Lin, Yu-Jia, Roa-Ureta, Ruben H., Rabaoui, Lotfi, Grandcourt, Edwin Mark, Maneja, Rommel H., Al-Abdulkader, Khaled, Qurban, Mohammad A.
Marine pollution bulletin 2019 v.141 pp. 482-492
Epinephelus, Siganus canaliculatus, anthropogenic activities, fish, fisheries, habitat destruction, habitats, life history, longevity, mortality, protogyny, water pollution, Persian Gulf
Epinephelus areolatus and Siganus canaliculatus are two species of fisheries importance associated with vegetated habitats, which are in turn threatened by human activities such as land filling. We tested their associations with vegetated habitats in the Arabian Gulf and examined essential life history traits to infer their vulnerability to the degradation of vegetated habitats.
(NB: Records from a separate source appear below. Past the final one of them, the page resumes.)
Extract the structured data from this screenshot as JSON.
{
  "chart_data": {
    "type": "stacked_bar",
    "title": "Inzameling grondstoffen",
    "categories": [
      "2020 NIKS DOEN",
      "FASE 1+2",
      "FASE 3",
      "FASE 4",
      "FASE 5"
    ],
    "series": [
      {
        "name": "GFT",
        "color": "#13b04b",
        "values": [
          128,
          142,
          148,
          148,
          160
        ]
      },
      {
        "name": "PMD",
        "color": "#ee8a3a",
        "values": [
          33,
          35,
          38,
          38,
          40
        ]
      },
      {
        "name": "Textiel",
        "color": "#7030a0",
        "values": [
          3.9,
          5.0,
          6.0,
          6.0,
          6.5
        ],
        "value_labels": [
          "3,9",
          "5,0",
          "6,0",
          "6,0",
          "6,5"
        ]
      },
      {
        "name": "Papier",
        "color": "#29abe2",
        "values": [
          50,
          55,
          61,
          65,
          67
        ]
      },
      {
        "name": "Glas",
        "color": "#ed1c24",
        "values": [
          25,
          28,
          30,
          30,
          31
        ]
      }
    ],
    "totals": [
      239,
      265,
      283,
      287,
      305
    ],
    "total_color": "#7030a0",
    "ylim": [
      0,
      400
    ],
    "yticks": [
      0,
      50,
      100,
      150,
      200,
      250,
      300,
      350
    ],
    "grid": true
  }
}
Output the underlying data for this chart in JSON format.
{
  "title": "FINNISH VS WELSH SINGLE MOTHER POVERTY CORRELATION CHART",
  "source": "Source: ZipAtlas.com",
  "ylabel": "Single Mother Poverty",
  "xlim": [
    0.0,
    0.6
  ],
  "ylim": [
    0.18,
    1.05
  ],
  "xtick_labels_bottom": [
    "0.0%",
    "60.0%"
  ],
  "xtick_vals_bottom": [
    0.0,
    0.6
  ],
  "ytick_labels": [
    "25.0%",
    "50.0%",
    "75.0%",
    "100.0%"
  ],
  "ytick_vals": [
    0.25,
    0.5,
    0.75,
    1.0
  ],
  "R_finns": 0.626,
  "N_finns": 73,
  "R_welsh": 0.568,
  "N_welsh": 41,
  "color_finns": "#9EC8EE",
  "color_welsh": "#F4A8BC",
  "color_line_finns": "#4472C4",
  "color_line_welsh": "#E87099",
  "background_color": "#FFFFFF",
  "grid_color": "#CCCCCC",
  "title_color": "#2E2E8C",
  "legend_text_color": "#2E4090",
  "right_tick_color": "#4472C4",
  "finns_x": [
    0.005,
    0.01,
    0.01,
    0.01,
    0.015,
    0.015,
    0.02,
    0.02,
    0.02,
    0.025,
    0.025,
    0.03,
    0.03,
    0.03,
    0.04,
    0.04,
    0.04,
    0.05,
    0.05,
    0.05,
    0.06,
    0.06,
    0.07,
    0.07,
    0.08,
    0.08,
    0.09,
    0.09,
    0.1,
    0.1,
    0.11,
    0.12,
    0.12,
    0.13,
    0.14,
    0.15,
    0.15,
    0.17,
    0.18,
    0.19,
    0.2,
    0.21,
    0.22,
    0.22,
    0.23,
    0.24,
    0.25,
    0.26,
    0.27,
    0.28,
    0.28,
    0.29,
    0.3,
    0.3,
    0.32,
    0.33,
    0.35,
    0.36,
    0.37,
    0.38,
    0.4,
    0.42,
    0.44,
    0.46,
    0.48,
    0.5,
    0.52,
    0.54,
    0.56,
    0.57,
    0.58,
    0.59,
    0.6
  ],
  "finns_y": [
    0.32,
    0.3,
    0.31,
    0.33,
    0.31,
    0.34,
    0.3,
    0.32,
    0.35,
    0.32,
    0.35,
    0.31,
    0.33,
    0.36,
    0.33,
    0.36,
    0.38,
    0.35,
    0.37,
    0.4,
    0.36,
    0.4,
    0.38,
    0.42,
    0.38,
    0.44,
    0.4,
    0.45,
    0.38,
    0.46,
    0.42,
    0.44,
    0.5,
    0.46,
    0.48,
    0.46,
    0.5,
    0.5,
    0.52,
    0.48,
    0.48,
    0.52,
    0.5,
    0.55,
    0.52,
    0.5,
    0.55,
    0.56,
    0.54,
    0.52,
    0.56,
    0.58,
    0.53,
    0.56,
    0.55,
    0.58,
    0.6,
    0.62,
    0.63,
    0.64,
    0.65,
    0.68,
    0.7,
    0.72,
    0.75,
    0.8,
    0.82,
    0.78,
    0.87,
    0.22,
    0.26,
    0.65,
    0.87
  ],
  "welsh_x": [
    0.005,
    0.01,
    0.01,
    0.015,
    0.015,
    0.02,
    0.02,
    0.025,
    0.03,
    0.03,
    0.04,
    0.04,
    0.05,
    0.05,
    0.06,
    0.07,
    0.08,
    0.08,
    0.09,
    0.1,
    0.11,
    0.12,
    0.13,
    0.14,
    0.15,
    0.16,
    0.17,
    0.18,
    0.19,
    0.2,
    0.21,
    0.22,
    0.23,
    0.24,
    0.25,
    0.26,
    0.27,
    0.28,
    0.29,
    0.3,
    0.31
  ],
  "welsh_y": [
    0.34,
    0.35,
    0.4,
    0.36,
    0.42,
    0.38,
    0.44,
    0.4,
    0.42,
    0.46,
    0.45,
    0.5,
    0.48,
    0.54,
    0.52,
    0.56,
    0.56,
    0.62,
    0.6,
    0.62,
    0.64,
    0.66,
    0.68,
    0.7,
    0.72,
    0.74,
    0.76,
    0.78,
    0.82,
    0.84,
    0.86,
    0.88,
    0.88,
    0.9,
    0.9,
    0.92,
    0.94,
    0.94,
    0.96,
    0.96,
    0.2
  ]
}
Epinephelus areolatus is found to be more abundant at deeper offshore vegetated habitats, while S. canaliculatus has higher abundance at shallow nearshore habitats. Epinephelus areolatus exhibits a longer life span, lower growth coefficient, larger size at 50% maturity, lower natural mortality, and protogynous sexual pattern, compared to Siganus canaliculatus. Accordingly, Epinephelus areolatus is expected to be more vulnerable to habitat degradation and environmental fluctuations. Different preferences in using vegetated habitats and degrees of vulnerability to habitat degradation for these two species could be further integrated to set priorities for management and conservation plans.